ÖLÜMSÜZLÜĞÜN BAŞKENTİ: GILGAMEŞ

Hakkı Kuş

Dergimizdeki ilk yazımla karşınızda olmaktan mutluluk duyuyorum. İlk olması hasebiyle de Ankara Devlet Tiyatrosu Akün Sahnesi’nde izlediğim Krom Sanat oyunu Gılgameş hakkında bir yazı yazmak istedim.

Eser, bilinen en eski destan olarak kabul ediliyor. (Bazı kaynaklarda Homeros’a kapı açan metin olarak da geçiyor.) MÖ VII. yüzyıldan, Ninova’daki Asurbanipal Kütüphanesi’nden gelen ve Uruk Kralı Gılgameş’in hikâyesini anlatan destanla dünyanın tanışması 1800’lü yıllara dayanıyor. Metin, çivi yazısı ile tabletlere işlenmiş, her biri üç yüz satırlık on iki bölümden oluşuyor.

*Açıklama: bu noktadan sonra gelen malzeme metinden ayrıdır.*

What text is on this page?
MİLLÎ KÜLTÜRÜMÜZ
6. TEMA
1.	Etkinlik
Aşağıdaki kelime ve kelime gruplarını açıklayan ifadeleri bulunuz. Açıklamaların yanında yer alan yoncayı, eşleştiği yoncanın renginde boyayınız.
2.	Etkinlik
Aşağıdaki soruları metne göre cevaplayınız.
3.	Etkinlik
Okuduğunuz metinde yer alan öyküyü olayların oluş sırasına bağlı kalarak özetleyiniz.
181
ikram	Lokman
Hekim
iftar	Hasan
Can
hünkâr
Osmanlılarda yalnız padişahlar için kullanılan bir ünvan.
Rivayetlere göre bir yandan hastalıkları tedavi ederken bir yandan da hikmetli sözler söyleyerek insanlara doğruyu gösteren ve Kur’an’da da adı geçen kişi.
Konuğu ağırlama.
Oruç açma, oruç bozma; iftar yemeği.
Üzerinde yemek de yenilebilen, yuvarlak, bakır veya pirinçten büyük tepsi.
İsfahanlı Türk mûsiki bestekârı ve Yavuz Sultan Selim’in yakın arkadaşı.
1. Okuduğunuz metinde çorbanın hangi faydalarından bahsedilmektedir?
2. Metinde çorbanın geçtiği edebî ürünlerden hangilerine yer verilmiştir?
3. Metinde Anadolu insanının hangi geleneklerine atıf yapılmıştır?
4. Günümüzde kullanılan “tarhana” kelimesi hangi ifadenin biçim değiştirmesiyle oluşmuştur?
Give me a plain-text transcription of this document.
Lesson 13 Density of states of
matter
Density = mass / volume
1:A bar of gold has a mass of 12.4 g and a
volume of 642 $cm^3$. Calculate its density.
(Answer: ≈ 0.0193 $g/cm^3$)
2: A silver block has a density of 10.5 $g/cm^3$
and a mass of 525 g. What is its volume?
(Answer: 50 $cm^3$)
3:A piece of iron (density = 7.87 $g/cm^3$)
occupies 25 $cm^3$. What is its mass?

Oyuna gelince; sahnelemede yoğun olarak kullanılan şiirsel, bedensel anlatım ve müzikal eşlik, giderek yükselen grafiğiyle finale kadar seyirciyi diri tutuyor. Etkilendiğimi itiraf etmeliyim. Çıkarken görkemli bir dans gösterisinin ve kadim bir destanın etkisinden kurtulmakta zorlanarak dünyanıza dönüyorsunuz.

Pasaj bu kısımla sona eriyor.